I feel like I'm drowning, like all this time I have been floating above the ocean of being overwhelmed, but after a while I let it consume me and I can see people smiling, laughing, hugging. I want to be like them again, but I can't cause now I'm drowning in this sea, all because I gave in. My heart has stopped feeling and my brain has stop learning, my body quit moving and my soul has stopped its longing, yearning, wanting, to be loved; now I just exist. I just keep drowning, and drowning, and drowning. Then, every now and again, I want to fight it. I want to to be with my friends, Angie, Chasity, Logan, Stela, Amber, kiley. They love me and I just gave them up for an eternal nothingness. How selfish. And how I long to be like them to be loved by my family, my brothers….oh my brothers, how could they not see the waves of depression pulling me to the bottom. Or did they see me, ? and just didn’t want to help me, and they just let me down. Ugh and her…... Reagan, Betty those little- God…...maybe I do deserve this emptiness, I'm a bad person it should have never come between us…..why wont he love me again? We were best friends, Inseparable, so close I thought he wouldn’t give me up for that girl, who hates me…? Now he loves her more than I thought he loved me….Gregory? Why? Was this my doing? Am I to blame? Surely it was…..everything was…..even what happened between Devin and I...I thought he loved me as well...though, furthermore, I can now see it not….I am but a ghost of the little girl he used to pick clothes out for. The girl he used to smile for and used to play dolls with….just to make me happy..But I have messed it up somehow, it must be my fault...Yet again I seemed to have ruined everything…..maybe I do deserve to hurt and cry...but that thing, that will, that still bounds to my body….it's telling me to fight yet again…………

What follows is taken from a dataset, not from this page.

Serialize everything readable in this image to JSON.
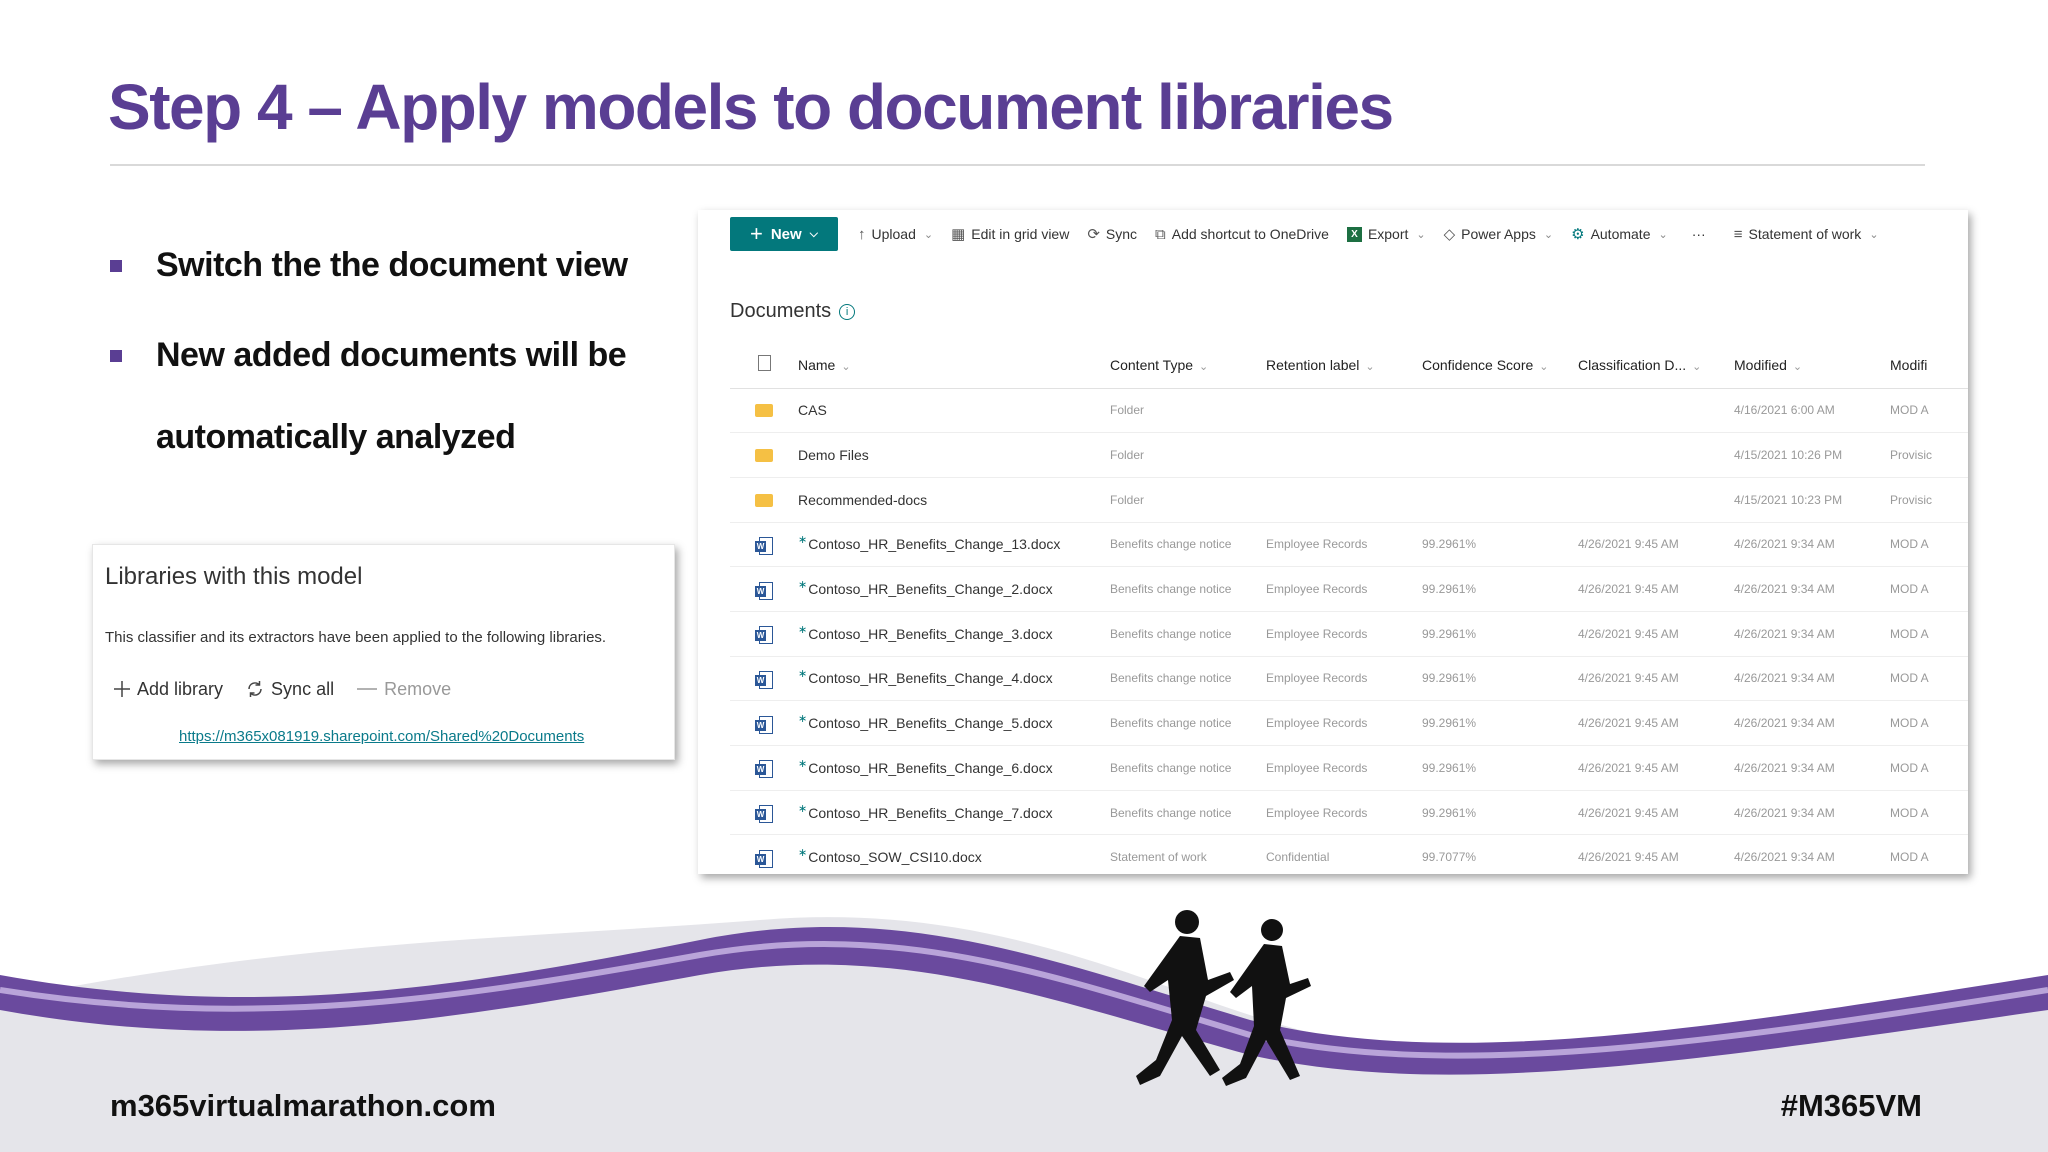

I do; I begin to swim to the surface. And I can see her; Angie, chasity too Logan, stela, Kiley, Amber? Everyone is here looking for me. Shouting out my name...Angie, she's crying..it’s because of me, isn’t it? I hurt her? The chains that once bounded me here rise again, enclosing the freedom of fighting. I stop swimming and look to Kiley and logan….Fam….Family….Family! That's who i'm fighting for….i'm doing this for my family….because I love them…...tears slip down my face and they’re warm, even though my body is cold, just like the ocean. She’s crying for me? I made her sad because I went away? She cares for me? I was so selfish…..”I'm so sorry,” the words fell off my tongue and the water fills my lungs and everything goes black…...no more tears….no more goodbyes….and no more me……I can never go back.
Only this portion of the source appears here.